A Time bicycle frame on its way from the autoclave to the next stage of production.

As Tony tells it, if the Rossignol people had been less discerning, that moment might have put an end to Time in Europe. “No doubt, that was a beautiful moment for Rossignol. How they managed that process was incredible. They wanted the factory to be preserved and grown.” As luck would have it, at the time, Tony was five years into a pre-peg project in the United States. “I knew the pain points, so the Time opportunity was a perfect segue.”

 

Tony’s history in the bike industry goes back forty years, with twenty in retail, and, in 2000, as the person responsible for bringing Orbea to the US, running a joint venture, Orbea US, for the next fifteen. “During that time, I got very familiar with European and global manufacturing, and saw firsthand the European factories closing and offshoring.” Tony witnessed what was a metal business turn into a composites business, a European-based industry move wholesale to the Far East. “People were like, ‘What is this new tech and how can I get it fast?’” he laughs. “Most everybody just shut down and handed everything over to three or four different manufacturers over there.

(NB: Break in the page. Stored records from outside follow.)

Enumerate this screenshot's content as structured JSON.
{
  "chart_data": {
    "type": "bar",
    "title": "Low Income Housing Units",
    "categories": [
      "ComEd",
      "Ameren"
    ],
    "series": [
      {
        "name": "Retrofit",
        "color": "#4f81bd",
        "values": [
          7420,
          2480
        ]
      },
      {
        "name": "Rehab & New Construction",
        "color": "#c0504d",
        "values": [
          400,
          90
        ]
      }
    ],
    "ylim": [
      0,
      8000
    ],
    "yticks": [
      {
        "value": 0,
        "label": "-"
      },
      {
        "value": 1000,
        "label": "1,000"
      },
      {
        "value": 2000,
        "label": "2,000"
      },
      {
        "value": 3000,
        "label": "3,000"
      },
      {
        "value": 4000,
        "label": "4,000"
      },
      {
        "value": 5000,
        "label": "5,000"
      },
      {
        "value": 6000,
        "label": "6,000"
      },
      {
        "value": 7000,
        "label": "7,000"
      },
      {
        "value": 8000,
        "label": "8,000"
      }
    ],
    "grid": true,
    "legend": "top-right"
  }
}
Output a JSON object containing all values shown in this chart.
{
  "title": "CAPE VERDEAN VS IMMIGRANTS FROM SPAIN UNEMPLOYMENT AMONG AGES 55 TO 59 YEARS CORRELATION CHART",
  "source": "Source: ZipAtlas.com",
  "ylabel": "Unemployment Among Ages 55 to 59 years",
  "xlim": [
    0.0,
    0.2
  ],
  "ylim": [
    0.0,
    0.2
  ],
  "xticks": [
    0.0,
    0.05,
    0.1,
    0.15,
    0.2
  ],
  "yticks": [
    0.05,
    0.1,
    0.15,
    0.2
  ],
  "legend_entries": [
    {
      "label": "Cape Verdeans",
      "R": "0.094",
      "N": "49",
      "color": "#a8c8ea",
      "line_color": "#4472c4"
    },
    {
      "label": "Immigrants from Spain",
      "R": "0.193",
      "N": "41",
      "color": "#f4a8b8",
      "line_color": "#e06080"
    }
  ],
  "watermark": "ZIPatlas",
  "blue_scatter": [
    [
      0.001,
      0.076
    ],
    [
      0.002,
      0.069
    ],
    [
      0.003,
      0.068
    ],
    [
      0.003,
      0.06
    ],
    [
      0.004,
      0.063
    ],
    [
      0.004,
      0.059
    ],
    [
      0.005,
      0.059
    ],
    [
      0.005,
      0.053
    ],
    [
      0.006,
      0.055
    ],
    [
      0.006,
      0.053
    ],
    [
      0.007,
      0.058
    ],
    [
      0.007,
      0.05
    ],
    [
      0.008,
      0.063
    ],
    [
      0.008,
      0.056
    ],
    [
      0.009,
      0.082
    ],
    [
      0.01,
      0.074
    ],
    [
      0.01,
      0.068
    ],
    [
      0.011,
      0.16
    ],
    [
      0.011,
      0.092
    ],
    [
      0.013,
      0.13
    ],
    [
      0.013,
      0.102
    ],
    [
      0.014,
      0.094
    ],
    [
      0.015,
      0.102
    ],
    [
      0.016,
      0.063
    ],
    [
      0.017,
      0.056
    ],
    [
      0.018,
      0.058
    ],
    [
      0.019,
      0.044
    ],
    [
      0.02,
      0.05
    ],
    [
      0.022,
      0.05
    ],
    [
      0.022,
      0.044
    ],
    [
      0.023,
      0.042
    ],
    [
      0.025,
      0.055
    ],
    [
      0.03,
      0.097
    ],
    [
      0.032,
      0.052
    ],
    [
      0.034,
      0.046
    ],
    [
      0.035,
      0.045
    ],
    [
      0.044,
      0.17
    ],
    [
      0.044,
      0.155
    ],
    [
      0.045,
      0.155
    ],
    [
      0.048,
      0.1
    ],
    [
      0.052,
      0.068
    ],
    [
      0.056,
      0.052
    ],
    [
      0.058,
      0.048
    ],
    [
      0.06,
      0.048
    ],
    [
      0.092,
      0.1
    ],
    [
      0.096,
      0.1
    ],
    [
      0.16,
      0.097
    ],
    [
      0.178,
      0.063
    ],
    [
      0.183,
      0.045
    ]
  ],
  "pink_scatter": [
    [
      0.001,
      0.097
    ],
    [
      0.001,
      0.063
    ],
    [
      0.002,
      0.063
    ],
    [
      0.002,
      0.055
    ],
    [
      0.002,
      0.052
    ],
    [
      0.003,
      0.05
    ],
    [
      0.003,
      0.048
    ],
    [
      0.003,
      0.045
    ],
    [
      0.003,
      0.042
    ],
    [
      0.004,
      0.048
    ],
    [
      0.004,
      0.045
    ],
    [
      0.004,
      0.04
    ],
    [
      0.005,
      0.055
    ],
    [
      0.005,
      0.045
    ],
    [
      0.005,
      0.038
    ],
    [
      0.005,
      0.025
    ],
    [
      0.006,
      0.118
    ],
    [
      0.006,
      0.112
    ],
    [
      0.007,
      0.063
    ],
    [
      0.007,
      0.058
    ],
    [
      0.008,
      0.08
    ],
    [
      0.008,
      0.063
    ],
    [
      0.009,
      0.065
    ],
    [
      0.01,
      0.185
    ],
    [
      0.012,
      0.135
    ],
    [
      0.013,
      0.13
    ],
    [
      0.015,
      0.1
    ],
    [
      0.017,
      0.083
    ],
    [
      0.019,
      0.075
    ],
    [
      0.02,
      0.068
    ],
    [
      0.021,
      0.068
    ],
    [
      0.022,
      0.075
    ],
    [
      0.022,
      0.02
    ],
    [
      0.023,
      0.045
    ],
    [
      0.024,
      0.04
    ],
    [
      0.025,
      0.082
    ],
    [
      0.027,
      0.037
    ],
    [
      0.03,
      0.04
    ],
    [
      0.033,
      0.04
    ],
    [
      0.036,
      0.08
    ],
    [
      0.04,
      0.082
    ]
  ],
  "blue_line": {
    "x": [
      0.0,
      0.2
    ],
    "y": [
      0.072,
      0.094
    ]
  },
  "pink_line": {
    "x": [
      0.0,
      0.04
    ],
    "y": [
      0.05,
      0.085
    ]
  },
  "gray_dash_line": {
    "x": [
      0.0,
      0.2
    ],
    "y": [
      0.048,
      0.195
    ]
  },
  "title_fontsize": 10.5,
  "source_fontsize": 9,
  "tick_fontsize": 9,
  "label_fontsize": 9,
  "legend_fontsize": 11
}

I don’t think that should have happened.” Instead, Tony paints a picture of bike brands taking a beat and, perhaps slowly, figuring out how to make composite bikes. “It might have taken a minute, but in the end, they would have retained their IP, their control, their people, their company.”

 

After everything he’d seen, a post-Orbea Tony was keen to marry his love of the bicycle business with a course-correction. Too late for most, but not for Time, who, as we have learned, had hung on in Europe and had retained everything that made them special. It sounds like a match made in bicycle heaven. “It did all line up well,” he laughs. “And after this year’s launch of our Scylon road bike, we’re excited for what the next few seasons will bring.”

 

And at that, our time is up. As Tony heads off to pack for his flight, I close my laptop, grab my gear, and prepare to head out for a quick ride. I can’t help wondering what a Time would feel like. I’d better find out for myself. To the Regroup workshop!